ECLI:NL:CRVB:2025:1749
Centrale Raad van Beroep
- Proces-verbaal
- Rechtspraak.nl
Weigering Wajong-uitkering na eerdere afwijzingen en gebrek aan nieuwe feiten
In deze zaak heeft de Centrale Raad van Beroep op 19 november 2025 uitspraak gedaan in hoger beroep tegen de beslissing van de rechtbank Amsterdam van 18 februari 2025. De appellant, geboren in 1990, had voor de derde keer een Wajong-uitkering aangevraagd na twee eerdere onherroepelijke afwijzingen in 2016 en 2022. Het Uitvoeringsinstituut werknemersverzekeringen (Uwv) weigerde de uitkering toe te kennen, omdat er geen nieuwe feiten of omstandigheden waren die een herziening van het eerdere besluit rechtvaardigden. De rechtbank had het beroep van de appellant ongegrond verklaard, en ook de Centrale Raad van Beroep bevestigde deze uitspraak.

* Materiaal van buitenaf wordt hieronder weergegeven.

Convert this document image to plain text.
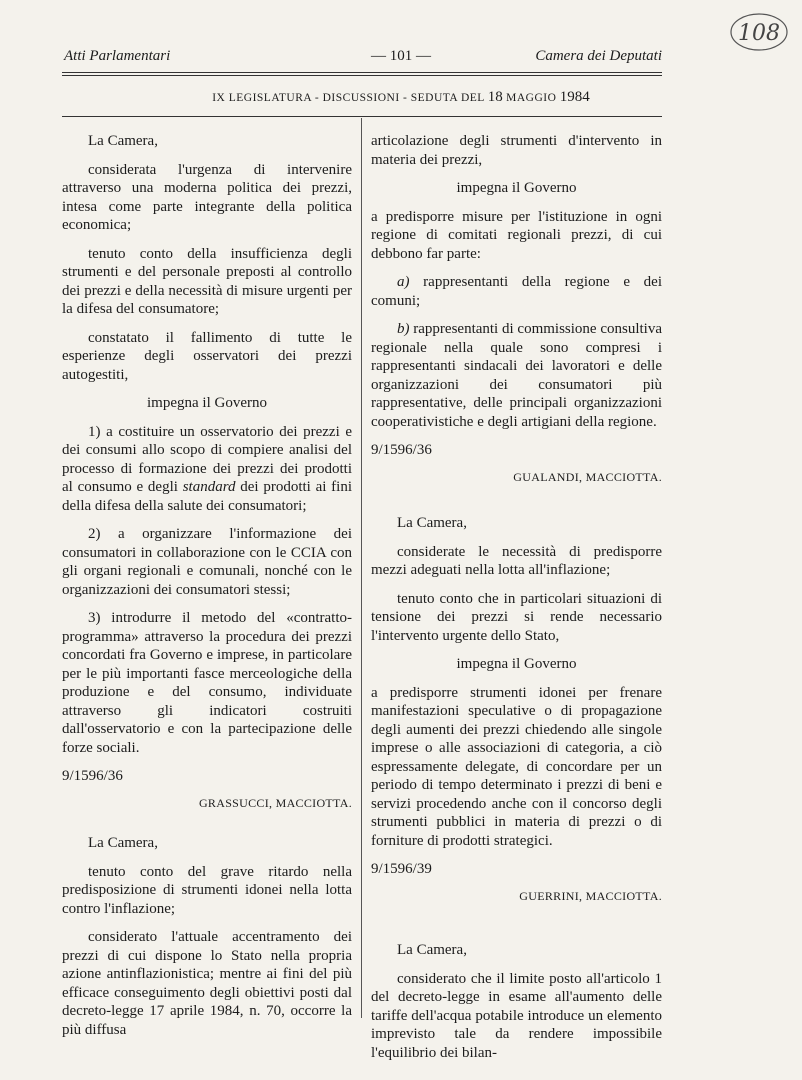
Atti Parlamentari	— 101 —	Camera dei Deputati
IX LEGISLATURA - DISCUSSIONI - SEDUTA DEL 18 MAGGIO 1984
108

La Camera,

considerata l'urgenza di intervenire attraverso una moderna politica dei prezzi, intesa come parte integrante della politica economica;

tenuto conto della insufficienza degli strumenti e del personale preposti al controllo dei prezzi e della necessità di misure urgenti per la difesa del consumatore;

constatato il fallimento di tutte le esperienze degli osservatori dei prezzi autogestiti,

impegna il Governo

1) a costituire un osservatorio dei prezzi e dei consumi allo scopo di compiere analisi del processo di formazione dei prezzi dei prodotti al consumo e degli standard dei prodotti ai fini della difesa della salute dei consumatori;

2) a organizzare l'informazione dei consumatori in collaborazione con le CCIA con gli organi regionali e comunali, nonché con le organizzazioni dei consumatori stessi;

3) introdurre il metodo del «contratto-programma» attraverso la procedura dei prezzi concordati fra Governo e imprese, in particolare per le più importanti fasce merceologiche della produzione e del consumo, individuate attraverso gli indicatori costruiti dall'osservatorio e con la partecipazione delle forze sociali.

9/1596/36

GRASSUCCI, MACCIOTTA.

La Camera,

tenuto conto del grave ritardo nella predisposizione di strumenti idonei nella lotta contro l'inflazione;

considerato l'attuale accentramento dei prezzi di cui dispone lo Stato nella propria azione antinflazionistica; mentre ai fini del più efficace conseguimento degli obiettivi posti dal decreto-legge 17 aprile 1984, n. 70, occorre la più diffusa

articolazione degli strumenti d'intervento in materia dei prezzi,

impegna il Governo

a predisporre misure per l'istituzione in ogni regione di comitati regionali prezzi, di cui debbono far parte:

a) rappresentanti della regione e dei comuni;

b) rappresentanti di commissione consultiva regionale nella quale sono compresi i rappresentanti sindacali dei lavoratori e delle organizzazioni dei consumatori più rappresentative, delle principali organizzazioni cooperativistiche e degli artigiani della regione.

9/1596/36

GUALANDI, MACCIOTTA.

La Camera,

considerate le necessità di predisporre mezzi adeguati nella lotta all'inflazione;

tenuto conto che in particolari situazioni di tensione dei prezzi si rende necessario l'intervento urgente dello Stato,

impegna il Governo

a predisporre strumenti idonei per frenare manifestazioni speculative o di propagazione degli aumenti dei prezzi chiedendo alle singole imprese o alle associazioni di categoria, a ciò espressamente delegate, di concordare per un periodo di tempo determinato i prezzi di beni e servizi procedendo anche con il concorso degli strumenti pubblici in materia di prezzi o di forniture di prodotti strategici.

9/1596/39

GUERRINI, MACCIOTTA.

La Camera,

considerato che il limite posto all'articolo 1 del decreto-legge in esame all'aumento delle tariffe dell'acqua potabile introduce un elemento imprevisto tale da rendere impossibile l'equilibrio dei bilan-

De Raad oordeelde dat de door de appellant aangevoerde antisociale persoonlijkheidsstoornis al was meegenomen in de eerdere besluitvorming en dat de stelling dat er geen behandelmogelijkheden zijn, geen nieuw feit opleverde. De appellant had in hoger beroep geen nieuwe stukken ingediend of gemotiveerd waarom de eerdere uitspraak onjuist zou zijn. De Raad onderschreef het oordeel van de rechtbank en concludeerde dat de weigering van het Uwv om het besluit van 20 december 2016 te herzien niet evident onredelijk was. Het hoger beroep van de appellant slaagde derhalve niet, wat betekende dat hij geen recht had op een Wajong-uitkering en ook geen vergoeding voor proceskosten of griffierecht ontving.